The words should’ve been too much. Too soon. Too intense for a man she’d met twelve hours ago. But Kara didn’t tell him to stop. Because he wasn’t saying "I love you". He was saying "you matter". And after three years of being forgotten by his own mind, maybe that was the most important thing.
The silence stretched. Comfortable this time. Not awkward. Then Kara cleared her throat. “Eggs or toast?”
Jon blinked. “What?”
“You need food. I’m making breakfast. Doctor’s orders.” She turned back to the counter, but Jon saw the small smile she was trying to hide.
“Eggs,” he said. “If you’re making them.”

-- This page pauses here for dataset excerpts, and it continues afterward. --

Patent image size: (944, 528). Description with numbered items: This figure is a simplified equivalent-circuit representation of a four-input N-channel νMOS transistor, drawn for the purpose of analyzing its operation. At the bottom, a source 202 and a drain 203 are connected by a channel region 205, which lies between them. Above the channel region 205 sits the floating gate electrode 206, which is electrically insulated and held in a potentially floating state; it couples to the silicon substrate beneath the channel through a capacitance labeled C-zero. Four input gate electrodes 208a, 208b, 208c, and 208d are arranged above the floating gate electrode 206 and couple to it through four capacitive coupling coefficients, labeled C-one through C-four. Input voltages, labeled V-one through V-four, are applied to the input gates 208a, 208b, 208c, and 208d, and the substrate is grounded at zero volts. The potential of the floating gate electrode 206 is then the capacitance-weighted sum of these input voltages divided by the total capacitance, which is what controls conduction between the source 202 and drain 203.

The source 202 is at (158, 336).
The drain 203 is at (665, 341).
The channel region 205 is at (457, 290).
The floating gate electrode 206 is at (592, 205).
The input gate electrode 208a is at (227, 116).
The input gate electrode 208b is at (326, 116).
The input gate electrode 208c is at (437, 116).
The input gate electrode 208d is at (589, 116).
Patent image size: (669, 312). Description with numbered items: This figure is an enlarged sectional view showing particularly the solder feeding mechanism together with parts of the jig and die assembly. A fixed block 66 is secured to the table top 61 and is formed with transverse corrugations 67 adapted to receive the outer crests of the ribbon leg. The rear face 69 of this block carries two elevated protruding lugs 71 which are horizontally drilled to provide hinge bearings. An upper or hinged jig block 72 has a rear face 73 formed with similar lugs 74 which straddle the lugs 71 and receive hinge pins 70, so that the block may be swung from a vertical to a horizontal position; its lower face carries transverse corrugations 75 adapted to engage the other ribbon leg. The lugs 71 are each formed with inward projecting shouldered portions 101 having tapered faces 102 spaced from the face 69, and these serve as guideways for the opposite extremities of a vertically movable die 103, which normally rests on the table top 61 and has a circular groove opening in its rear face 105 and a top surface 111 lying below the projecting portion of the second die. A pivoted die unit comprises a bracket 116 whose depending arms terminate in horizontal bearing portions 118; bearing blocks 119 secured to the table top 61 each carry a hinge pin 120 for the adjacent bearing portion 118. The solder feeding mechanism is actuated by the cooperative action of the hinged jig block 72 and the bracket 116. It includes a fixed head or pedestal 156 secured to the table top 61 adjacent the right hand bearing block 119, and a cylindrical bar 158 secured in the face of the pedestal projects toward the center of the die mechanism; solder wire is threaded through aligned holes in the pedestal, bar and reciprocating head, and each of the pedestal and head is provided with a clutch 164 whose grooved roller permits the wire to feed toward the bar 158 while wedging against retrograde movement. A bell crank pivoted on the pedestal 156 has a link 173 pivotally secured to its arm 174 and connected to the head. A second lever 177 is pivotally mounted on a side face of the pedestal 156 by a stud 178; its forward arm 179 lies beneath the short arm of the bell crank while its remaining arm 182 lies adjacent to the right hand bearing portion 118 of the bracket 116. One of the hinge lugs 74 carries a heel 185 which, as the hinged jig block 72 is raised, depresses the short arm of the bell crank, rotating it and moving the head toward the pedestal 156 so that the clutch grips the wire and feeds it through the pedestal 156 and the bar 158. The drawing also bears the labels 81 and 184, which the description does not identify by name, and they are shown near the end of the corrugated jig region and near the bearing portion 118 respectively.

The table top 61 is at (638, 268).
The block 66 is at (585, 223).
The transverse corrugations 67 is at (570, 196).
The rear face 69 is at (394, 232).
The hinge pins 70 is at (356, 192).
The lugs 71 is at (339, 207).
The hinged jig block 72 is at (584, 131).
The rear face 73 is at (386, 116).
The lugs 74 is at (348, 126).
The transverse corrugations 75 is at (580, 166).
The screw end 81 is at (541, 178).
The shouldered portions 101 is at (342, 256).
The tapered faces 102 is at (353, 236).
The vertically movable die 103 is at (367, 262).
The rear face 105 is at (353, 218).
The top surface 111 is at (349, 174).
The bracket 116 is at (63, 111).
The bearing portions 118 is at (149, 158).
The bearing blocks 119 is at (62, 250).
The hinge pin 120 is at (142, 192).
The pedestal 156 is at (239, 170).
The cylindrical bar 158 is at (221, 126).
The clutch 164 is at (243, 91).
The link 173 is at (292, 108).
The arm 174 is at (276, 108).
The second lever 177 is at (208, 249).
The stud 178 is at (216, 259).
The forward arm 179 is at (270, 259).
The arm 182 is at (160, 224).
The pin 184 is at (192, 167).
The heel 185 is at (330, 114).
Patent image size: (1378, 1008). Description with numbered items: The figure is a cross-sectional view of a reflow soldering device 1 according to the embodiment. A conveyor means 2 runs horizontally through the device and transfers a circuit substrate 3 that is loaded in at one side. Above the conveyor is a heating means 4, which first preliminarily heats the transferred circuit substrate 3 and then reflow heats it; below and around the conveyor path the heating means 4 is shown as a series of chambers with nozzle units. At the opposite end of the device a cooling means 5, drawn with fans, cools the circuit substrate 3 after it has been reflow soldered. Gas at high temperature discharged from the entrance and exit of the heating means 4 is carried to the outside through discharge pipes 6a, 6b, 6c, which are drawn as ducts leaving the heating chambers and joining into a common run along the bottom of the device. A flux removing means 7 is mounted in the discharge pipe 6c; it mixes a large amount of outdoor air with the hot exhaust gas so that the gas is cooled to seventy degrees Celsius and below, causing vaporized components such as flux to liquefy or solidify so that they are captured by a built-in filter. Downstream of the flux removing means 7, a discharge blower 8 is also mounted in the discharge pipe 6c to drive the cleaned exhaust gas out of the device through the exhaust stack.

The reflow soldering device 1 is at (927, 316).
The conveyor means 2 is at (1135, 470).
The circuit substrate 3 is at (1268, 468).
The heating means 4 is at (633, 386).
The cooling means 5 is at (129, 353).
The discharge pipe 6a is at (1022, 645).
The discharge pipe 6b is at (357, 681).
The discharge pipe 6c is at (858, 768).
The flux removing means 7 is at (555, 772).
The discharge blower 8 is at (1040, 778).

Kara cracked eggs into a pan. The sizzle filled the quiet. Jon watched her. Really watched. The way she talked to herself while she cooked. The way she bit her lip when she concentrated. The way she moved in this tiny kitchen like she owned it.
“You live alone,” he said after a minute.
“Yeah,” Kara replied, flipping an egg. “My mom passed two years ago. Cancer. Dad wasn’t in the picture. It’s just me and Thomas at the pharmacy trying not to kill each other.”
Jon nodded. “My parents died when I was 14. Plane crash. Nancy raised Lily and me after that. She’s… she’s like my mom now. Calls me every morning at 7 AM even though I’m 34 and run a company.”
Kara glanced at him. “Nancy?”
“My nanny,” Jon said. “Then housekeeper. Then… family. She’s the only person I let into the penthouse without an appointment. She’ll hate me for coming here.”
“She won’t hate you,” Kara said softly. “She’ll be relieved you slept.”
Jon didn’t answer. But he thought maybe she was right.
Kara plated the eggs and slid them in front of him. Toast followed. She made herself a plate too and sat across from him at the folding table. Their knees bumped under it. Neither moved away.
They ate in silence for a few minutes. Just the sound of forks on plates and the city waking up outside.
“You didn’t have to do this,” Jon said finally. “Bring me here. Stay up all night. Make me breakfast.”
Kara shrugged. “Yeah, I did.”
“Why?”
“Because three years ago, someone died at 2:17 AM and no one was there to tell them they weren’t alone.” She said it casually, like she was talking about the weather. Then looked up and met his eyes. “I can’t change that. But I can change tonight.”
Jon’s throat tightened. He set his fork down. “Kara, I don’t know what’s going to happen. The doctor might say I need stronger meds. The board might find out about the gaps. I might forget tomorrow. I—” “You won’t,” Kara interrupted. Firm. Certain. “You remember me now. And if you forget tomorrow, I’ll tell you again. And the day after that. And every day after that. For as long as it takes.”
Jon stared at her. A beautiful lady, who had no reason to care about a billionaire CEO with a broken brain, yet she was promising him the one thing no one else had: patience.
“You’re insane,” he said. But his voice was soft.
“Probably,” Kara agreed. She smiled. “But I’m your kind of insane.”
Jon picked his fork back up. Ate another bite of eggs. They tasted better than any meal he’d had in a restaurant in years.
At 11:05 AM, Jon Marsh sat in a 430 sq ft apartment and ate breakfast made by a girl who refused to let him be forgotten.
And for the first time in three years, he wasn’t afraid of what he’d remember when he woke up tomorrow.